If there was another provider that OpenID Connect would arguably be similarly closely related to, that would be the OpenID provider, but TBH I don't even know whether OpenID Connect supports a mode where all you do is enter an OpenID (often an email address) and it will take you to that domain's OpenID login. That was a thing with the original OpenID, and is how the OpenID provider works, but it is not how the current OpenID Connect provider is implemented, anyway. What is currently implemented is more closely related to SAML.

---

Your concern about necessity for stability of the provider_id is a good one. For all the reasons that you've laid out, changing the provider ID for OpenID Connect is unwise. At minimum, to do it right would mean adjusting any other places in the database that are similarly relying on that provider id, and that is not easy or implemented.

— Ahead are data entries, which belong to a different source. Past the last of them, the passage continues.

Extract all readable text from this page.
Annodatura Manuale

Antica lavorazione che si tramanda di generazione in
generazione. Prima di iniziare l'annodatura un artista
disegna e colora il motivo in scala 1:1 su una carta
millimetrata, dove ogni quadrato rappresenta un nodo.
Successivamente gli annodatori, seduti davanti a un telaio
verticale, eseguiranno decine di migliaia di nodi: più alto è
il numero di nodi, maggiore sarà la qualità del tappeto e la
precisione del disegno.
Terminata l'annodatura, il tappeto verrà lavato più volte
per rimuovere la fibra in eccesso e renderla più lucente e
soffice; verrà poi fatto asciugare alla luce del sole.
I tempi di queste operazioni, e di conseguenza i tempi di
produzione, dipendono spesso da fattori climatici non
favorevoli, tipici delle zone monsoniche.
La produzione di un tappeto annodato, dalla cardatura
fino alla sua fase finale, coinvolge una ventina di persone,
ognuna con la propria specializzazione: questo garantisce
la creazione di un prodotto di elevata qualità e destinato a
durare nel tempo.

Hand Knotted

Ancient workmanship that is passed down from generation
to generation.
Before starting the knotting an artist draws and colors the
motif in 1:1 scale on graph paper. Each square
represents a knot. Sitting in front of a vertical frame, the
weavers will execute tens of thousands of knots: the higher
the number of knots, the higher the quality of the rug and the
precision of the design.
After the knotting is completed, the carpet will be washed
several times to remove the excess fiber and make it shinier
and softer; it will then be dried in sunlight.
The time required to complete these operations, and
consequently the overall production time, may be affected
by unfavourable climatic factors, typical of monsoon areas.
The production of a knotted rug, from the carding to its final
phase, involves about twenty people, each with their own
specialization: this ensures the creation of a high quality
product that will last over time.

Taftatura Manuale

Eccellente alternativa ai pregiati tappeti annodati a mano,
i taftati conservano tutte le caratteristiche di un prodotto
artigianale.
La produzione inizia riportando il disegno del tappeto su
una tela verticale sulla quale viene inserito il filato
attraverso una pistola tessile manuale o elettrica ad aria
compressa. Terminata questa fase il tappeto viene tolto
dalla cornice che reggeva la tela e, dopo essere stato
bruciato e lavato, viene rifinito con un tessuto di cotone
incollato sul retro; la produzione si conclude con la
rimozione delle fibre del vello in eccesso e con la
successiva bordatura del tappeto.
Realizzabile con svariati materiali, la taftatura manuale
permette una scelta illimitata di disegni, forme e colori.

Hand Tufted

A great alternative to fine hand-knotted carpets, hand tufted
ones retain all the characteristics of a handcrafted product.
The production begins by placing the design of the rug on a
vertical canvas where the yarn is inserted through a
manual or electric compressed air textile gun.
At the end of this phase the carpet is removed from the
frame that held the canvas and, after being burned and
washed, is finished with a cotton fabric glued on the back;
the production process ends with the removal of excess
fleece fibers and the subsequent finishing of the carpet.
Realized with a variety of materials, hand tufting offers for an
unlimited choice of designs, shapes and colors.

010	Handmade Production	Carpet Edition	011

However, because I see that OpenID Connect and SAML are very similarly positioned, all the motivations you've mentioned for SAML seem to also apply to OIDC. To my thinking, this bolsters the case that we should pattern the SAML provider's use of the provider_id from the OIDC provider.

---

Based on your explanation, I would suggest that you document that the provider_id should not be volatile, and I would maintain that constraint both in OpenID Connect as well as SAML. It could be useful to provide a utility function to allow for changing a provider_id, but that's not necessary. Because it has unintended consequences, you might even make the field readonly after create in the Django admin.

---

I'd still like the provider_id for SAML to follow the pattern of OIDC to use it in the URL, as I suggested previously, because I hope that this can help make a cohesive and intuitive understanding of the SAML and OIDC SSO protocols easier. This change to the SAML would be a breaking change, so probably the right transition strategy would be to introduce a flag to opt into or out of the new behavior, deprecate it, and then at some point in the future you might be able to eliminate the second code path.

[ryanhiebert]

Also, and for what it's worth, I consider URLs for both OpenID Connect and SAML to be things that need to be basically immutable. Coordinating those kinds of changes with customers is a big pain, and I don't personally intend to give them the option to change their URL.